Azure Web App hosting within the Azure App service is an amazingly flexible product. As with any product, with great flexibility comes a plethora of configuration settings that could expose your application to more risk. In this post, I'll investigate settings and configurations that you should validate in your own applications to ensure you are as secure as possible.
Azure App Service hosting can be used for .NET, .NET Core, Java, PHP, and other technologies. As such, there are a plethora of configuration options, including multiple methods to publish your application out to the App Service. This makes onboarding easy, but often leaves configuration elements that are skipped by administrators. Some of these settings could easily expose your application to a security risk.
Therefore, in this post I am going to review settings in a manner that should be helpful regardless of the technology used in your application. Is is designed to be an overview of the features as they exist today, August 5th, 2018, this information may be out of date in the future as Azure services change on a regular basis.
The first area to review is the Application Settings. These are accessed from your Web App in the Azure Portal and then select "Application Settings" from the blade menu.
Under the general settings section we have the ability to enable/disable features, by default a number of features are enabled but might not be needed for your application. The table below shows key elements that we often find misconfigured in application.
|.NET Framework Version
||This should be set to the highest version possible.
||Should be "Off" if not using PHP, otherwise highest supported version
||Should be "Off" if not using Python, otherwise highest supported version
||Should be "Off" if not using Java, otherwise, highest supported version
The table above covers the general settings that are overlooked. The key consideration being the need to disable the functionality that you are not using. This protects your application in the case that a malicious file or other exploit be exercised should it leverage a different technology.
The last setting in the general section is worth noting. By default Web App's are configured to allow FTP & FTPS. At a minimum, it would be recommended to change this to require FTPS to secure the communications. However, it is my preference for sites that are not updated regularly to disable FTP entirely. This will ensure that your application is not accessible via FTP further protecting from unauthorized usage.
The default list of documents contains support for various technologies, including basic HTML content. I recommend removing all entries here except for those necessary for your technology of choice. For example I leave default.aspx as the only entry for a default .NET Application.

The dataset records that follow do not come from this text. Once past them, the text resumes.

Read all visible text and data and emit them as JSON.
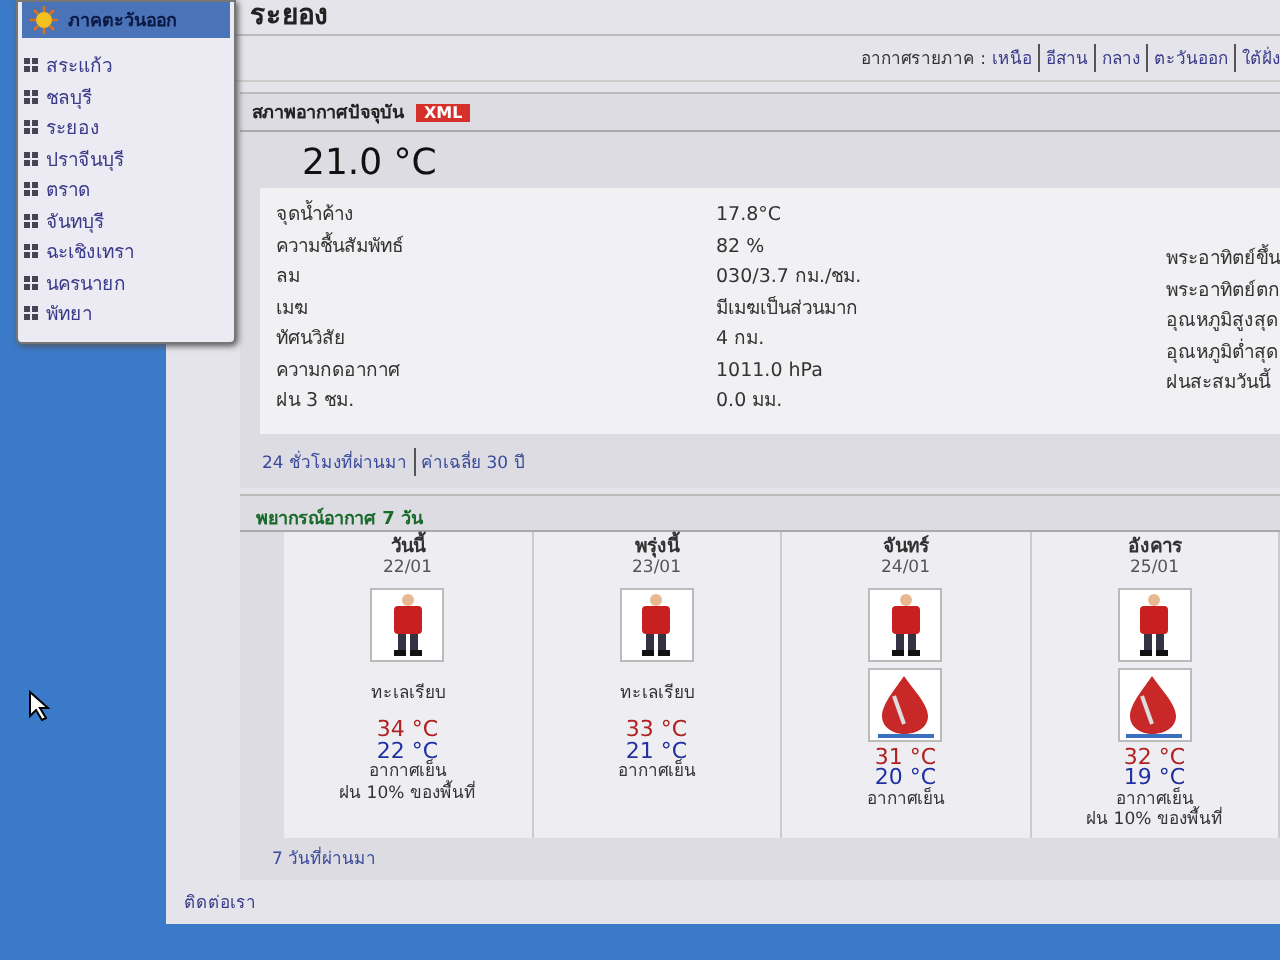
{
  "menu": {
    "title": "ภาคตะวันออก",
    "items": [
      "สระแก้ว",
      "ชลบุรี",
      "ระยอง",
      "ปราจีนบุรี",
      "ตราด",
      "จันทบุรี",
      "ฉะเชิงเทรา",
      "นครนายก",
      "พัทยา"
    ]
  },
  "page_title": "ระยอง",
  "region_links": {
    "label": "อากาศรายภาค :",
    "links": [
      "เหนือ",
      "อีสาน",
      "กลาง",
      "ตะวันออก",
      "ใต้ฝั่ง"
    ]
  },
  "current": {
    "title": "สภาพอากาศปัจจุบัน",
    "badge": "XML",
    "temperature": "21.0 °C",
    "rows": [
      {
        "label": "จุดน้ำค้าง",
        "value": "17.8°C"
      },
      {
        "label": "ความชื้นสัมพัทธ์",
        "value": "82 %"
      },
      {
        "label": "ลม",
        "value": "030/3.7 กม./ชม."
      },
      {
        "label": "เมฆ",
        "value": "มีเมฆเป็นส่วนมาก"
      },
      {
        "label": "ทัศนวิสัย",
        "value": "4 กม."
      },
      {
        "label": "ความกดอากาศ",
        "value": "1011.0 hPa"
      },
      {
        "label": "ฝน 3 ชม.",
        "value": "0.0 มม."
      }
    ],
    "side_labels": [
      "พระอาทิตย์ขึ้น",
      "พระอาทิตย์ตก",
      "อุณหภูมิสูงสุด",
      "อุณหภูมิต่ำสุด",
      "ฝนสะสมวันนี้"
    ],
    "links": [
      "24 ชั่วโมงที่ผ่านมา",
      "ค่าเฉลี่ย 30 ปี"
    ]
  },
  "forecast": {
    "title": "พยากรณ์อากาศ 7 วัน",
    "days": [
      {
        "day": "วันนี้",
        "date": "22/01",
        "icons": [
          {
            "kind": "person"
          }
        ],
        "sea": "ทะเลเรียบ",
        "high": "34 °C",
        "low": "22 °C",
        "desc": "อากาศเย็น",
        "rain": "ฝน 10% ของพื้นที่"
      },
      {
        "day": "พรุ่งนี้",
        "date": "23/01",
        "icons": [
          {
            "kind": "person"
          }
        ],
        "sea": "ทะเลเรียบ",
        "high": "33 °C",
        "low": "21 °C",
        "desc": "อากาศเย็น"
      },
      {
        "day": "จันทร์",
        "date": "24/01",
        "icons": [
          {
            "kind": "person"
          },
          {
            "kind": "rain"
          }
        ],
        "high": "31 °C",
        "low": "20 °C",
        "desc": "อากาศเย็น"
      },
      {
        "day": "อังคาร",
        "date": "25/01",
        "icons": [
          {
            "kind": "person"
          },
          {
            "kind": "rain"
          }
        ],
        "high": "32 °C",
        "low": "19 °C",
        "desc": "อากาศเย็น",
        "rain": "ฝน 10% ของพื้นที่"
      }
    ],
    "link": "7 วันที่ผ่านมา"
  },
  "footer_link": "ติดต่อเรา"
}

If you leave other files defined, and they are earlier in the list, simply dropping a file with that name in the root can overtake your homepage.
Although not directly a security configuration, proper backups are a critical component to ensure that you have a valid Disaster Recovery (DR) plan in place. Azure App Service provides a nice built-in feature that can take regular backups for you, the configuration is a breeze from the "backups" configuration setting on your Web App. We recommend for consistency always having this configured with a minimum of 1 week of rolling backups.
After initial application creation many people focus on just getting the configuration needed to deploy their application and don't explore the rest of the settings available. The monitoring section of configuration is an area often overlooked and one that contains a plethora of options that will allow you to manage/review activity to your application. Let's look at some of these settings.
This section is where you can enable various types of logging. The most critical option here is the "Web Server Logging." This feature, disabled by default, allows you to collect logging in the IIS format to track activity to your application. I strongly recommend that everyone enable this, either storing to the file system, or blob storage for a minimum of 30 days. With this information, if you do suffer an exploit, you can at least retrace the steps that the malicious user might have taken through your application.
The additional options in this section are more primarily focused on application development diagnostics and are often left "off,"
App Service hosting is great, but the true "turn-key" settings might leave you slightly exposed, I hope these quick tips were helpful.